Organic Chemistry, Short talk
OC-015

Assessment of the Synthetic Feasibility of Generated Chemical Space by Computer Assisted Synthesis Planning

A. Thakkar1, V. Chadimova2, E. J. Bjerrum2, O. Engkvist2, J. L. Reymond1*
1Department of Chemistry and Biochemistry, Freiestrasse 3, 3012 Bern, 2Hit Discovery, Discovery Sciences, R&D, AstraZeneca, Gothenburg, Sweden

Computer assisted synthesis planning has gained considerable interest in recent years owing to the resurgence of artificial intelligence (AI), and the prospect of accelerating the discovery and synthesis of new chemical entities.[1] Our previous work highlights the implementation of a retrosynthetic prediction tool trained on the largest collection of datasets to date, and demonstrates its applicability to a set of compounds obtained from virtual libraries.[2] Additionally, we have further augmented our CASP tool with a model called ‘Ring Breaker’ to assess synthetic disconnections for complex ring systems.[3] This model is trained specifically for ring forming reactions and is used to augment the search for synthetic pathways by identifying routes that utilise ring formations. To maximise the number of synthetic options during the search for synthetic pathways, we further augment the model with an applicability filter, which informs the model which reactions are applicable in silico.  

In this study, we build upon our previous work in computer aided synthesis planning (CASP) by tackling the problem of synthetic accessibility.[2, 3] The improvements to our baseline retrosynthetic tool allow for a better estimation of the synthetic feasibility of a diverse set of compounds obtained from ChEMBL, GDBChEMBL, GDBMedChem and Drugbank, as determined by running full retrosynthetic predictions.
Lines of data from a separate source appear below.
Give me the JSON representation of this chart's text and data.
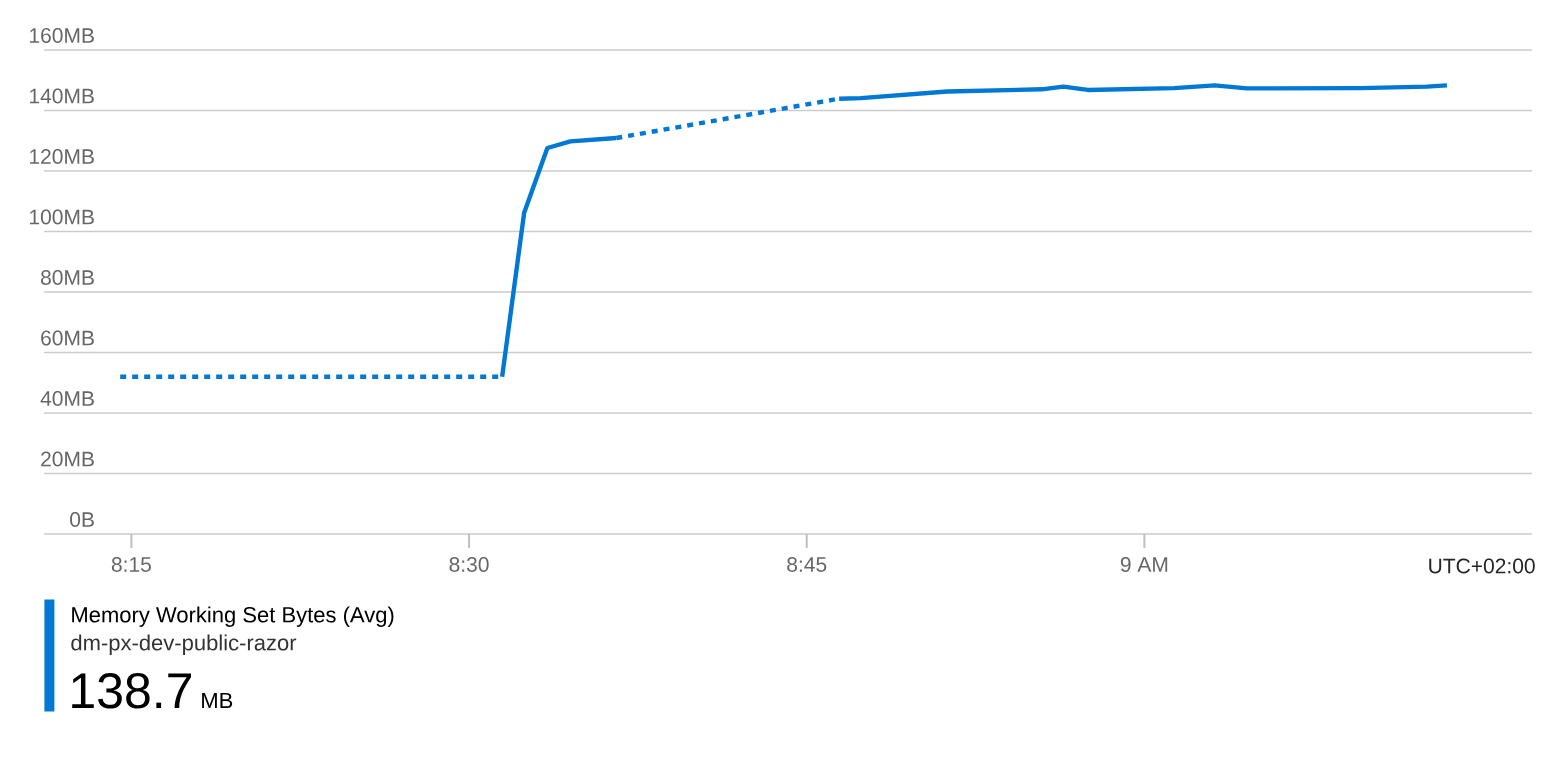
{
  "chart_data": {
    "type": "line",
    "xlim": [
      8.1853,
      9.287
    ],
    "ylim": [
      0,
      160
    ],
    "xticks": [
      {
        "value": 8.25,
        "label": "8:15"
      },
      {
        "value": 8.5,
        "label": "8:30"
      },
      {
        "value": 8.75,
        "label": "8:45"
      },
      {
        "value": 9,
        "label": "9 AM"
      }
    ],
    "yticks": [
      {
        "value": 0,
        "label": "0B"
      },
      {
        "value": 20,
        "label": "20MB"
      },
      {
        "value": 40,
        "label": "40MB"
      },
      {
        "value": 60,
        "label": "60MB"
      },
      {
        "value": 80,
        "label": "80MB"
      },
      {
        "value": 100,
        "label": "100MB"
      },
      {
        "value": 120,
        "label": "120MB"
      },
      {
        "value": 140,
        "label": "140MB"
      },
      {
        "value": 160,
        "label": "160MB"
      }
    ],
    "grid": "y",
    "legend": "bottom",
    "marker": "none",
    "series": [
      {
        "color": "#0078d4",
        "line_style": "dotted",
        "x": [
          8.2417,
          8.5245,
          8.55,
          8.609,
          8.774
        ],
        "values": [
          52,
          52,
          null,
          130.9,
          143.9
        ]
      },
      {
        "name": "Memory Working Set Bytes (Avg)",
        "color": "#0078d4",
        "line_style": "solid",
        "x": [
          8.5245,
          8.5408,
          8.558,
          8.575,
          8.609,
          8.7,
          8.774,
          8.79,
          8.854,
          8.924,
          8.94,
          8.958,
          9.022,
          9.052,
          9.076,
          9.16,
          9.209,
          9.224
        ],
        "values": [
          52,
          106.2,
          127.6,
          129.8,
          130.9,
          null,
          143.9,
          144.1,
          146.3,
          147.0,
          147.9,
          146.8,
          147.4,
          148.3,
          147.3,
          147.4,
          147.9,
          148.3
        ]
      }
    ],
    "annotations": [
      "UTC+02:00",
      "dm-px-dev-public-razor",
      "138.7",
      "MB"
    ]
  }
}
The outcomes of the retrosynthetic predictions are used as an estimate for synthetic feasibility and are used to train a variety of machine/deep learning models that can be used as a surrogate to the prediction of full synthetic routes. The resulting surrogate model can be used to score the synthetic accessibility of a diverse set of generated compounds from virtual libraries or used in the generation process to maximise the synthetic feasibility of compounds.
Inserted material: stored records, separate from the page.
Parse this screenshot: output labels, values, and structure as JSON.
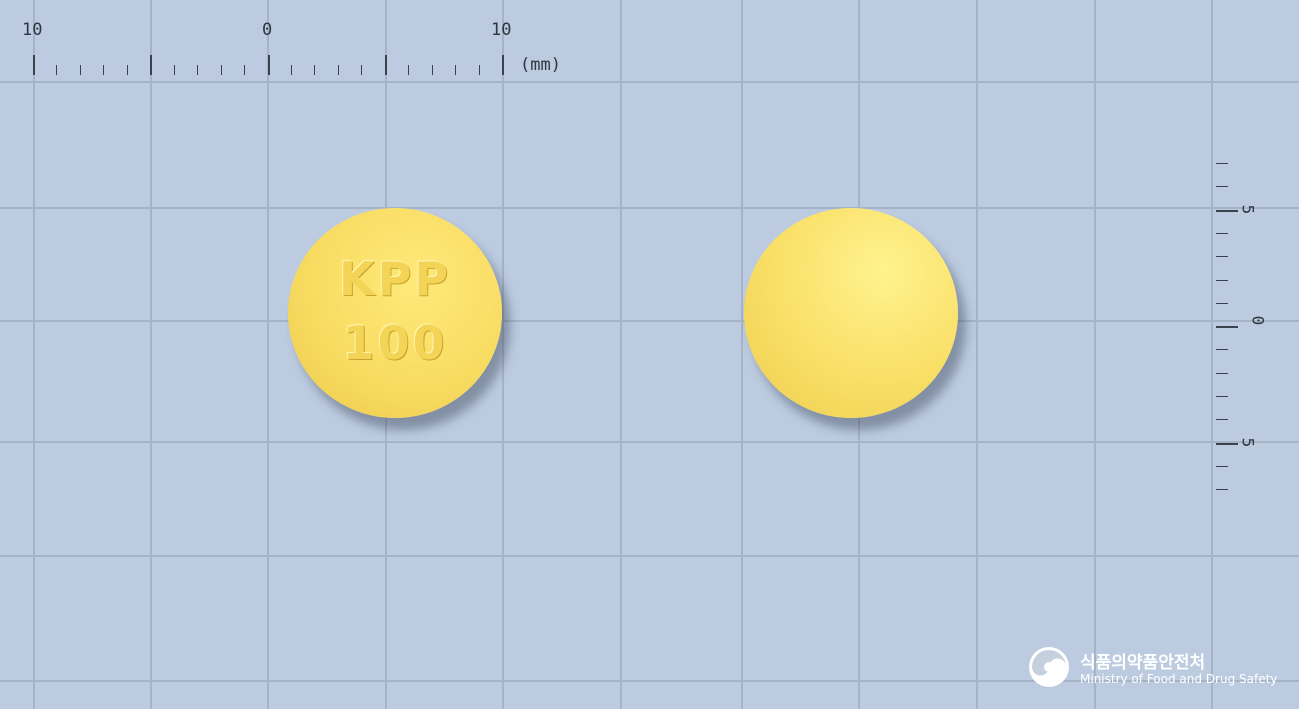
{
  "ruler_top": {
    "labels": [
      "10",
      "0",
      "10"
    ],
    "unit": "(mm)"
  },
  "ruler_right": {
    "labels": [
      "5",
      "0",
      "5"
    ]
  },
  "tablet": {
    "front_imprint_line1": "KPP",
    "front_imprint_line2": "100",
    "color": "#f8dc62"
  },
  "footer": {
    "org_korean": "식품의약품안전처",
    "org_english": "Ministry of Food and Drug Safety"
  }
}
[1] Jensen, K. F.;  Coley, C. W.; Eyke, N. S., Autonomous discovery in the chemical sciences part I: Progress. Angewandte Chemie International Edition 2019.
[2] Thakkar, A.;  Kogej, T.;  Reymond, J.-L.;  Engkvist, O.; Bjerrum, E. J., Datasets and their influence on the development of computer assisted synthesis planning tools in the pharmaceutical domain. Chemical Science 2020, 11 (1), 154-168.
[3] Thakkar, A.;  Selmi, N.;  Reymond, J.-L.;  Engkvist, O.; Bjerrum, E. J., ‘Ring Breaker’: Neural Network Driven Synthesis Prediction of the Ring System Chemical Space. ChemRxiv 2020.